Mukesh Ambani-controlled Reliance Life Sciences is in for its first big ticket acquisition abroad. The Rs 1200 crore life sciences arm of the Rs 1 lakh crore Reliance Group would be paying up to £32.1 million (Rs 281 crore) to acquire a controlling stake in GeneMedix and its future ventures including the setting up of new companies.
GeneMedix, the UK-based biotechnology company passed a resolution to this effect at a meeting of its shareholders. This was notified by a release on Thursday.
GeneMedix is a biotechnology company focussing on core expertise of protein development scale-up and manufacture. It currently has a manufacturing unit in Ireland. However, when contacted Reliance official declined to comment.
The acquisition could mean that Reliance is planning to expand its foothold in the UK and EU markets, said a source on condition of anonymity citing policy reasons.
Reliance will buy 1.168 million (9.63 crore) shares with a value of about £14.6 million (Rs 127.9 crore), which will account for about 74 per cent of GeneMedix enlarged share base.
England-based GeneMedix told the London Stock Exchange.
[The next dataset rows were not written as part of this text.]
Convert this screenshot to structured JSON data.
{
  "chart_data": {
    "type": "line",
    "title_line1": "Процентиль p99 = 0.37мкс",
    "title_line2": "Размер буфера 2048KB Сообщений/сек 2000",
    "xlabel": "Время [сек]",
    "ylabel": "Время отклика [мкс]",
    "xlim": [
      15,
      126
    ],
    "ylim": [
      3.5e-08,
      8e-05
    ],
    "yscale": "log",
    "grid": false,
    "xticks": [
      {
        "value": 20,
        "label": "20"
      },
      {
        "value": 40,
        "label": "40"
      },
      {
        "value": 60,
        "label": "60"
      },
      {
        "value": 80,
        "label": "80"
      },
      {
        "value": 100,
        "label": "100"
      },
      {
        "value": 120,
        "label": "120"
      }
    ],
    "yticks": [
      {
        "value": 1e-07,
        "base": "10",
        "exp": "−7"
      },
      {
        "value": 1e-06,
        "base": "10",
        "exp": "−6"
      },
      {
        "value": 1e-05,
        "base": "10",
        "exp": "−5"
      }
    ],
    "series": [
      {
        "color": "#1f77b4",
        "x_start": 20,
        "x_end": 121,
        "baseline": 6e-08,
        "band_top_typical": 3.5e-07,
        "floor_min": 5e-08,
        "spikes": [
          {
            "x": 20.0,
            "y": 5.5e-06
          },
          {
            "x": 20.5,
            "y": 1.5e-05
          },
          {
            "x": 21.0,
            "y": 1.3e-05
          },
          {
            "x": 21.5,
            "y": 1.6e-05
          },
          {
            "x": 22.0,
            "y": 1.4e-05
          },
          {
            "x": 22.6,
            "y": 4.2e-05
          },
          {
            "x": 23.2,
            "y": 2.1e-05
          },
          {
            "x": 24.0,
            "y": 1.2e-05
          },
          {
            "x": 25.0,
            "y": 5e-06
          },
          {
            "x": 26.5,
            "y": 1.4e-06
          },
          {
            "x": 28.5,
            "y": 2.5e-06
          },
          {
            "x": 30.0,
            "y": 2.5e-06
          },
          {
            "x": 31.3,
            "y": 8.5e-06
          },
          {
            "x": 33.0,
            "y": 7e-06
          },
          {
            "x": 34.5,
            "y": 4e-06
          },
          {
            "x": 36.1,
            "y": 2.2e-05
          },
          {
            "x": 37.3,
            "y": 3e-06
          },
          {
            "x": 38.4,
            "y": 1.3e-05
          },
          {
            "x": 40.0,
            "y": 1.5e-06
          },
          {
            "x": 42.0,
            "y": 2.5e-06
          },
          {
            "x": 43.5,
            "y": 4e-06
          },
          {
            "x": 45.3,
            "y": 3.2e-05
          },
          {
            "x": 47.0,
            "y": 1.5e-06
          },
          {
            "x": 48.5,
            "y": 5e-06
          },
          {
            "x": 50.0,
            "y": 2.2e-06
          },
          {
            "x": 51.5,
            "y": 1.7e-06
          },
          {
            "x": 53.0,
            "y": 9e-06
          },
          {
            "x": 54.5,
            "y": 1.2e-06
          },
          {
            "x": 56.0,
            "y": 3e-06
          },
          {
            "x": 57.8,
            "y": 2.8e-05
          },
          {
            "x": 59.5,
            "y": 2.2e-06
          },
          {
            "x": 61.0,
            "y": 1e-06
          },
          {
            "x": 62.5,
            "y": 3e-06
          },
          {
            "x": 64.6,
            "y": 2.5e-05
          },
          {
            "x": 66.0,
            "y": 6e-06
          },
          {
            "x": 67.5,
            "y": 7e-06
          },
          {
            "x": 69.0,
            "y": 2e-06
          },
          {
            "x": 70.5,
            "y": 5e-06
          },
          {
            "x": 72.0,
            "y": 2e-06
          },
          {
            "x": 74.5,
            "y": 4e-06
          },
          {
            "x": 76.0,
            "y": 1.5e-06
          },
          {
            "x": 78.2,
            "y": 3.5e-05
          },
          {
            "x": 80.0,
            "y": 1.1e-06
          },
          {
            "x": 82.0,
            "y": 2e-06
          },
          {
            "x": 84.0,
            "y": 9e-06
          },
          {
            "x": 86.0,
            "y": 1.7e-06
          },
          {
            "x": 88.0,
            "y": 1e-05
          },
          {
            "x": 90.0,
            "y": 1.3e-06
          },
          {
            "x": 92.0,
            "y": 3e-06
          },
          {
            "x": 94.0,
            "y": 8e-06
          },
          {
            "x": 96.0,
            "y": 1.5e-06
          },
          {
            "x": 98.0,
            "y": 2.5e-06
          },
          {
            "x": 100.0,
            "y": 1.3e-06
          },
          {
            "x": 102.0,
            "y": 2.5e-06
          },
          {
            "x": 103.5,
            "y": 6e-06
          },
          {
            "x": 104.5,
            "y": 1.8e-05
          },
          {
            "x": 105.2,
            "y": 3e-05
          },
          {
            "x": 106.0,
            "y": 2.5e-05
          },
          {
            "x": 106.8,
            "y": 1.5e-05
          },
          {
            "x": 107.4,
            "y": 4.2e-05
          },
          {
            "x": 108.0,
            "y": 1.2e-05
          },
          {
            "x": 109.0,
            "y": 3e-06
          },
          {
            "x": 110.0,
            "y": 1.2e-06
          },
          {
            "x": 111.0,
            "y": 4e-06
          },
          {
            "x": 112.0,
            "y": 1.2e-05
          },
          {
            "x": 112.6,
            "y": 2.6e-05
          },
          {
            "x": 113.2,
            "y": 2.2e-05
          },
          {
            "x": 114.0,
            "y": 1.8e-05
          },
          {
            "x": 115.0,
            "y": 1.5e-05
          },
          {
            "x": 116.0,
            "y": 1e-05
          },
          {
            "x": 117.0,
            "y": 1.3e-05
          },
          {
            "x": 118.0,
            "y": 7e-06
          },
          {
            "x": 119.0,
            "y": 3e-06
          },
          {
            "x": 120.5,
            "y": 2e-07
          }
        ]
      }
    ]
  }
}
Reliance may invest another £17.5 million (Rs 153.32 crore) as part of a 5-year warrant. The UK company is expanding its share base to facilitate the acquisition.
GeneMedix, which will remain a publicly traded company, will use the funds for current research and to buy additional experimental products, according to a company release.
GeneMedix will patent new inventions that may lead to a range of opportunities, including out-licensing and the founding of new companies.
Reliance Life Sciences is into cell-based therapy and providing of diagnostic services for symptoms including breast cancer. The company is also working on cell-based therapies for patients suffering from burns. The total market for cell-based therapies in the world is estimated to be over $ 25 billion (Rs 1, 11,000 crore) in 2005, according to industry sources.
GeneMedix also participates in diversified medical activities including plant and industrial biotechnology opportunities. Specifically, these relate to biopharmaceuticals, molecular diagnostics and genetics, plant tissue culture, plant metabolic engineering, biofuels, biopolymers, biochemical's, clinical research services and contract manufacturing.
Phase I of GeneMedix's development focuses on four cell lines in-licensed from Shanghai Institute of Biochemistry and Cell Biology (IBCB). The company is currently engaged in developing manufacturing processes, which is then transferred to sites for commercial production.
Phase II involves in-licensing of additional cell lines to complete the product portfolio and initiating the development of new formulations. These new formulations will focus on new delivery systems for the cell-based therapies including delivery through the lungs.
Phase III will consolidate and build on in-house expertise, offering services to other companies developing protein products. This will involve a mixture of process development, formulation work and contract manufacture.